Many law firms have preemptively elected for an independent review over their escrow policies and procedures to identify issues or gaps in current processes. Law firms looking to enhance their escrow procedures can benefit greatly by applying the following measures:
- Strengthening controls over user access;
- Implementing proper management review;
- Maintaining segregation of duties; and
- Reducing manual procedures.
In recent months, we have seen COVID-19 and the resulting remote workforce amplify escrow account process inefficiencies and highlight the existence of control gaps. Due to the unprecedented transition to a work from home (WFH) environment, firms experienced significant challenges translating manual procedures to operate in a remote environment. Segregation of duties, particularly around the disbursement of escrow funds, became paramount, not only for internal safeguarding measures, but to protect law firms from the uptick in external threats, such as phishing campaigns.
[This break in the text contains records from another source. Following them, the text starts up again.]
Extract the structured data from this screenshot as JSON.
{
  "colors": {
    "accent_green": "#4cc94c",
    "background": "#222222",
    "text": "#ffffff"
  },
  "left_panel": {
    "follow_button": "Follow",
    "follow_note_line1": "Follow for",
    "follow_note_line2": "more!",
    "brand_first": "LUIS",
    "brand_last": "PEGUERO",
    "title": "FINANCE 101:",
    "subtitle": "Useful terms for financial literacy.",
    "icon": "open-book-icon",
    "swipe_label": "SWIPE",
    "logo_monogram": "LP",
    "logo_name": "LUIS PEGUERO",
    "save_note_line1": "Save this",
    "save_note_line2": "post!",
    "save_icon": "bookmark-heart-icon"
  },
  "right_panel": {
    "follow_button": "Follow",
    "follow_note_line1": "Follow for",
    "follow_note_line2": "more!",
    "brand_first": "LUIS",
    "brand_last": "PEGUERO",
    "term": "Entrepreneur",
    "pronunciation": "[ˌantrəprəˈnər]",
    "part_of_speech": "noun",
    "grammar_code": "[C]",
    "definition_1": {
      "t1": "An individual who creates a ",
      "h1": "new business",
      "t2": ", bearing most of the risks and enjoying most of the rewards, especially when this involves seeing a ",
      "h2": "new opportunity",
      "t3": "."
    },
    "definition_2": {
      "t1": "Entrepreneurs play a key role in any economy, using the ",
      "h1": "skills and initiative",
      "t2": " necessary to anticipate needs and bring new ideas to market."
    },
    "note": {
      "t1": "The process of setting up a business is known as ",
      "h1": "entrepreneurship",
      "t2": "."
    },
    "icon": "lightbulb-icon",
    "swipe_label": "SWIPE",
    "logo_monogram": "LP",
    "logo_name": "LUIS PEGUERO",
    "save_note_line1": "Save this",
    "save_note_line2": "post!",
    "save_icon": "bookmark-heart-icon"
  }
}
Process automation, which was often viewed as a luxury, is now a more viable solution for some. By introducing bots into the escrow process, law firms are able to ‘add a body’ without incurring additional headcount. Leveraging process automation tools such as UI Path’s Robotics Process Automation (RPA) or the Blackline application for reconciliations and cash matching centralizes and streamlines the process, therefore providing greater transparency and control.
These are only a few examples of how law firms are able to achieve greater controls around escrow account procedures, while providing the organization with the flexibility to adopt a hybrid, remote and in-office, workforce in a post-COVID-19 world.